Goal:

This article talked about the compatibility of Rapids Accelerator for Spark regarding parquet writing related to parameters spark.sql.legacy.parquet.datetimeRebaseModeInWrite etc.

Env:

Spark 3.1.1

Rapids Accelerator for Spark 0.5 snapshot

Solution:

Spark 3.0 made the change to use Proleptic Gregorian calendar instead of hybrid Gregorian+Julian calendar. So it caused some trouble when reading/writing to/from old "legacy" format from Spark 2.x.

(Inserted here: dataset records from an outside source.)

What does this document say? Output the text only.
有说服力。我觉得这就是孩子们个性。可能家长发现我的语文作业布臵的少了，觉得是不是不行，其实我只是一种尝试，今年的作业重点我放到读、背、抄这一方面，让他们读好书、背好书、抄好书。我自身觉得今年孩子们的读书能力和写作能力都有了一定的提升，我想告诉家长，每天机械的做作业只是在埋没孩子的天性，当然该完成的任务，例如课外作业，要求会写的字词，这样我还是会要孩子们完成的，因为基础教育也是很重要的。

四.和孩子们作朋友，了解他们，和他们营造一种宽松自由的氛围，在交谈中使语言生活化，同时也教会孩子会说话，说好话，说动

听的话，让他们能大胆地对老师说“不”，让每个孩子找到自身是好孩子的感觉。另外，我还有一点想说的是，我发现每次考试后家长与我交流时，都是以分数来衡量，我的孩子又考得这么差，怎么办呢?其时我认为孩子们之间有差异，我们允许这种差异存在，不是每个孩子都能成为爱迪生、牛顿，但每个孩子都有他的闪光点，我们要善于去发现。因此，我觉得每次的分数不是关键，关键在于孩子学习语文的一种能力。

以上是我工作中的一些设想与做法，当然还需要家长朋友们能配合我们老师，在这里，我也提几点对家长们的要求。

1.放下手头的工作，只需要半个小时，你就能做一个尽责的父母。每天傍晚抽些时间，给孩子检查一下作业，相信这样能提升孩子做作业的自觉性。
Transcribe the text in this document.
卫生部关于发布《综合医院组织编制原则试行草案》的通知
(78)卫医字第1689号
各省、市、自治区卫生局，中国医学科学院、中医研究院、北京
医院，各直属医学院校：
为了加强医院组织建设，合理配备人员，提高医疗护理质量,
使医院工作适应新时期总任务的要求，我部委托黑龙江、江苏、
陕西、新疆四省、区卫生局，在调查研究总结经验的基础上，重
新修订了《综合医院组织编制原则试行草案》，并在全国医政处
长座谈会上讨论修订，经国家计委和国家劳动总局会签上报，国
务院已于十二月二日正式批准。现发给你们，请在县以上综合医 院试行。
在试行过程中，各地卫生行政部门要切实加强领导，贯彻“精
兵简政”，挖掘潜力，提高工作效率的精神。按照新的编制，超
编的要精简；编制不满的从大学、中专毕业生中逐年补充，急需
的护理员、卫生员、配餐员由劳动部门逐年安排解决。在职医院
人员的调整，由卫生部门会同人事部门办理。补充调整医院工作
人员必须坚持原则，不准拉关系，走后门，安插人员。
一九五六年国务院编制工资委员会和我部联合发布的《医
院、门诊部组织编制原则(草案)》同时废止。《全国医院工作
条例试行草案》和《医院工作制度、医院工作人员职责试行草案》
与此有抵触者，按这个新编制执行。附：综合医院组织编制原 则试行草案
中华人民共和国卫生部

Here is a nice blog to explain the change, and I would strongly recommend read it firstly.

SPARK-31405 (starting from 3.0) introduced parameter spark.sql.legacy.parquet.datetimeRebaseModeInWrite which influences on writes of the following parquet logical types:DATE, TIMESTAMP_MILLIS, TIMESTAMP_MICROS.
SPARK-33210 (starting from 3.1) introduced another parameter spark.sql.legacy.parquet.int96RebaseModeInWrite for INT96 type(timestamp).

Here are 3 values:

EXCEPTION (Default): Spark will fail the writing if it sees ancient dates/timestamps that are ambiguous between the two calendars.
LEGACY: Spark will rebase dates/timestamps from Proleptic Gregorian calendar to the legacy hybrid (Julian + Gregorian) calendar when writing Parquet files
CORRECTED: Spark will not do rebase and write the dates/timestamps as it is.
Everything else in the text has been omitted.